In its search for additional comprehensive vision to support decision-making, Germany has embarked on the development of a national digital twin with data from all available sources to return to it in developing plans, strategies, predicting obstacles, and supporting its path to become one of the smartest countries digitally.
Leading a country is extremely complex, especially in this era, where challenges are intertwined and people's demands are becoming more difficult and complex, and even in the most prosperous and democratic countries, decision-makers may sometimes find themselves unable to make optimal choices.
It may be surprising that this applies to a country like Germany, which for decades has been among the countries with the strongest economies, most successful education systems, highest safety rates, and best health services. But Germany's global reputation did not come in vain, as the government was constantly working to approach social, environmental and economic challenges, such as the increasing use of land, rising energy demands, extreme weather, limited natural resources, and sociodemographic changes.
The German Federal Agency for Cartography and Geodesy (BKG) is creating a digital twin in order to make decisions within government entities based on a common, clear and comprehensive basis in terms of data.

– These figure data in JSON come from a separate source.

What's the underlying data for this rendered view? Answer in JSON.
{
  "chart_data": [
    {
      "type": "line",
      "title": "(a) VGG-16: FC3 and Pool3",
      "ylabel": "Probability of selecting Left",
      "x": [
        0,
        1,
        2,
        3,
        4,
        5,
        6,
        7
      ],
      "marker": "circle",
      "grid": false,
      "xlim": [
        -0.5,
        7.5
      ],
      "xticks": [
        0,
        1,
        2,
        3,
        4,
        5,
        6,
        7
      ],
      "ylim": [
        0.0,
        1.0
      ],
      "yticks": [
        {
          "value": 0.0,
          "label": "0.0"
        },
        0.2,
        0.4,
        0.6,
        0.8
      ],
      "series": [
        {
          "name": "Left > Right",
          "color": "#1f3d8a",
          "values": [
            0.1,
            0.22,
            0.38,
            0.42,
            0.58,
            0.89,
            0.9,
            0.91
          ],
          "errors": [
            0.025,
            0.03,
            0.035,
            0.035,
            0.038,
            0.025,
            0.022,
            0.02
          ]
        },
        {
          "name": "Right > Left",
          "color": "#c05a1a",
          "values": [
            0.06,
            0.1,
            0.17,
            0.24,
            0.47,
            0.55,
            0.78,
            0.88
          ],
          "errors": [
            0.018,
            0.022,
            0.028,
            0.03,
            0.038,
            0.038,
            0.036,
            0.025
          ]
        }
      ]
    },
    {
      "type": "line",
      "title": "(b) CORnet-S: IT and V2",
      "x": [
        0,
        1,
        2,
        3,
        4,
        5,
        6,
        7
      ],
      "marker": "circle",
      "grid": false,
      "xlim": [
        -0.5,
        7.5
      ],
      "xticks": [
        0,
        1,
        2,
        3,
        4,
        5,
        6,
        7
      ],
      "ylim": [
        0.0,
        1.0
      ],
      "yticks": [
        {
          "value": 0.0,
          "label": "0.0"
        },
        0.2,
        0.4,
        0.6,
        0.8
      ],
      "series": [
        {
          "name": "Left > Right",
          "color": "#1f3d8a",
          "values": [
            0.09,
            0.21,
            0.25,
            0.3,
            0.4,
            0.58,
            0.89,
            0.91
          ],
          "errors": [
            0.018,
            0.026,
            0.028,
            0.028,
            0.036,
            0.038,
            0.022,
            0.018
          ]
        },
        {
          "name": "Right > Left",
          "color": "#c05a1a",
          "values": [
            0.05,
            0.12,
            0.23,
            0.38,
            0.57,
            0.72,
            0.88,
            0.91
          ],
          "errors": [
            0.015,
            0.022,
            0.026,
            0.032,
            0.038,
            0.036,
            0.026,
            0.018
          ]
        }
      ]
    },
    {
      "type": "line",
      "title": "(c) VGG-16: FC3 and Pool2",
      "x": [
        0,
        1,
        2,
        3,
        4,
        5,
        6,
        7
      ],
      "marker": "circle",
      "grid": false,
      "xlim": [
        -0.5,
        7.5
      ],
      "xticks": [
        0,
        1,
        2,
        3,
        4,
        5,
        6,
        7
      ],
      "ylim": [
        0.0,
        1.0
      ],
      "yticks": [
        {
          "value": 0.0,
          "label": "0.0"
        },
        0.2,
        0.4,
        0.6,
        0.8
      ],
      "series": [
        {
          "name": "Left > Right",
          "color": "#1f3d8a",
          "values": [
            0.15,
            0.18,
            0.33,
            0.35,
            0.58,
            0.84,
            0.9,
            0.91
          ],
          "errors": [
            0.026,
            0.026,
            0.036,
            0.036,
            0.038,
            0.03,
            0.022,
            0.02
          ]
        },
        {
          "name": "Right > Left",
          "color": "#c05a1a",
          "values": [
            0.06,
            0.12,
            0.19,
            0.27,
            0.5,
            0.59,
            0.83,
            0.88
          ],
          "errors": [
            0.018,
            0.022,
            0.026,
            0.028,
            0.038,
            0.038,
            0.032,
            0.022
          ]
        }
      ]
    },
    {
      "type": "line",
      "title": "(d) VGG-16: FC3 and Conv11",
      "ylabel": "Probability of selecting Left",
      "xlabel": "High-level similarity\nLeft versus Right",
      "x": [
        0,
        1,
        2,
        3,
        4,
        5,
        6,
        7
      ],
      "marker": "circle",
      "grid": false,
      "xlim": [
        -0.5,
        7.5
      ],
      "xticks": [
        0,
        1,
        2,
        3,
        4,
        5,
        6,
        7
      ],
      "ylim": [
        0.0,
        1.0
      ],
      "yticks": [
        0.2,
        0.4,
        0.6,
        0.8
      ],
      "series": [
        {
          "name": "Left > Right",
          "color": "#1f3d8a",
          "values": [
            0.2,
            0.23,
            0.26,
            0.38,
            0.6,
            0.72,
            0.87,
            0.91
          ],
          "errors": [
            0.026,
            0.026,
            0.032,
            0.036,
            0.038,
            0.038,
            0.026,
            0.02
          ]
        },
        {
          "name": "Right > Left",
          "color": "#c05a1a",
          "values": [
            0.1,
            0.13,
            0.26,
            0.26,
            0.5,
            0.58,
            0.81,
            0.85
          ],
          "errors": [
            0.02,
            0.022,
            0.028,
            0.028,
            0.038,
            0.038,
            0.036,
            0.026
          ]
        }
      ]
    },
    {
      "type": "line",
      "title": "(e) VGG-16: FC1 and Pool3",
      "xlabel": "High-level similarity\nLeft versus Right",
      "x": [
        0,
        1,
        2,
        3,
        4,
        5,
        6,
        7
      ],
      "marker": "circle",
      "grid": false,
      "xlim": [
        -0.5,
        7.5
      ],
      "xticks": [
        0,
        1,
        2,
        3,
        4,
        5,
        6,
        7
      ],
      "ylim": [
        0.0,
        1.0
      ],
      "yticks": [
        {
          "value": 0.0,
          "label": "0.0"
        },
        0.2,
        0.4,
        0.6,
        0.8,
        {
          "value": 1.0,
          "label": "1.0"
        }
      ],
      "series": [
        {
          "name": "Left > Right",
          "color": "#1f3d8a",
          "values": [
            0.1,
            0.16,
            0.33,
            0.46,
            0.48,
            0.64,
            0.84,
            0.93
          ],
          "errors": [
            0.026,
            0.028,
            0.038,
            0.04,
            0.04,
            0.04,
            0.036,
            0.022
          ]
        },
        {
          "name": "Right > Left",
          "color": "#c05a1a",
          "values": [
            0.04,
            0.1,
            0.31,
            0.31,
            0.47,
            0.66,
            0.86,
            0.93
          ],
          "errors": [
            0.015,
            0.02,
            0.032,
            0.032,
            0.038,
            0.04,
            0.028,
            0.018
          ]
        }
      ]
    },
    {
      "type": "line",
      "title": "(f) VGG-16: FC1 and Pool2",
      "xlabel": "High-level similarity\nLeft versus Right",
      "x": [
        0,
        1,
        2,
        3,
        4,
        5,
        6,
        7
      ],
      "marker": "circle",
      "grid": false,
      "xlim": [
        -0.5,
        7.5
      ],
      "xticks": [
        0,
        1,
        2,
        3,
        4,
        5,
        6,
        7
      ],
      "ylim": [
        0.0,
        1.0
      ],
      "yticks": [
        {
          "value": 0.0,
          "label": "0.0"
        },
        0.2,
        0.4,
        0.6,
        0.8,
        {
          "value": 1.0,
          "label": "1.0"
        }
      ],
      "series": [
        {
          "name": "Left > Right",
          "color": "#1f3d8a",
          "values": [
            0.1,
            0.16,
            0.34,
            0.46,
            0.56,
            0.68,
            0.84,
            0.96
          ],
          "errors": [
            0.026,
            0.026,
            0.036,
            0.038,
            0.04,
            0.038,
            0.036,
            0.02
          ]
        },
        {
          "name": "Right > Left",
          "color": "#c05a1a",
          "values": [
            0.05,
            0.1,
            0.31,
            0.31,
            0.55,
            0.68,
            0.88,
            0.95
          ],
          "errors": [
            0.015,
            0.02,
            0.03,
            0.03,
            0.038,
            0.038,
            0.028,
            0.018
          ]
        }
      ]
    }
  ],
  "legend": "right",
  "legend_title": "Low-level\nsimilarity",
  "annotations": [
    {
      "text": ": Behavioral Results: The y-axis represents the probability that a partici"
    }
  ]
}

This digital replica of Germany will be built as an intelligent 3D world containing all the essential geospatial objects, enabling the relevant processes to be mapped holistically and in relation to each other based on a common data foundation collected using IoT devices such as sensors, video cameras, etc.
A digital twin of the whole of Germany that can be used by researchers, planners and policymakers to simulate various future scenarios to adequately address societal challenges.
The teams will create a digital twin for the whole of Germany in an unprecedentedly consistent, dynamic, complex and detailed manner, with all the essential geospatial objects, accurate topographic information, big data analytics, modern visualization techniques, satellite data, and a very large number of scientific projects and feasibility studies, in order to illustrate interrelated challenges and their intersections.
The twins include hydrologically sound models to simulate flash flooding due to heavy rainfall, to urban climate analysis which requires information about the height of buildings in order to model air flows.
Large-scale Lidar is an accurate data collection method for the canopy height and density of trees in a forest. The data can then be used in biogeochemical models to estimate carbon capture.
To capture an area as large as Germany in a timely manner, conventional Lidar methods are not sufficient. Instead, state-of-the-art capturing techniques are required such as Geiger-mode Lidar (GmL) or single photon Lidar (SPL). Like conventional or linear Lidar, both these methods rely on the time-of-flight measurement method: the travel time difference between the emitted laser impulse and the detection impact of the reflected echo.
The technologies were a key part of the Hamburg City Survey project, which covered nearly 9,000 square kilometres. This pilot project was launched by the State Office for Geoinformation and Surveying to explore technologies and validate data. The result was a three-dimensional model of the entire surface area, in which all relevant objects are recognisable: buildings, rooftops, power lines, trees, etc. It is equipped with intelligent algorithms that can recognize and tag these common objects.
When completed, the model can be consulted before decisions are made, providing a framework of shared data to come up with solutions to challenges to contain their impacts. Data will be shared across the entire country and updated regularly, so policymakers can monitor different circumstances. For example, the federal administration adopts a nationwide environmental monitoring system that includes details about precision agriculture, water management, air pollution and climate change.
Digital twins have long been a reliable tool in industrial production to mirror processes in their entirety. Transferring this concept to a wider geographical scope, such as an entire country, poses challenges ranging from technological scaling and modelling to information management and data integration. However, recent advancements in information technology – such as increased processing capabilities through cloud computing, artificial intelligence, and improved surveying techniques – now put the prospect of a nationwide digital twin within reach.
The German federal government will start working on this project in 2023 with the European Commission, which in turn has launched an initiative, Destination Earth (DestinE), to create a digital twin for the entire earth over the next decade. A common data foundation will enable decision-makers to make faster, more informed and reliable decisions and, most importantly, create communication channels for stakeholders at both the federal and national levels.
At the level of countries in general, and a country such as Germany in particular, these technologies play an essential role in improving infrastructure, emergency readiness, conducting research and developing strategies.
Digital twins open up broad horizons for future smart cities; helping them to fulfil their tasks in a more environmentally, economically and socially compatible way.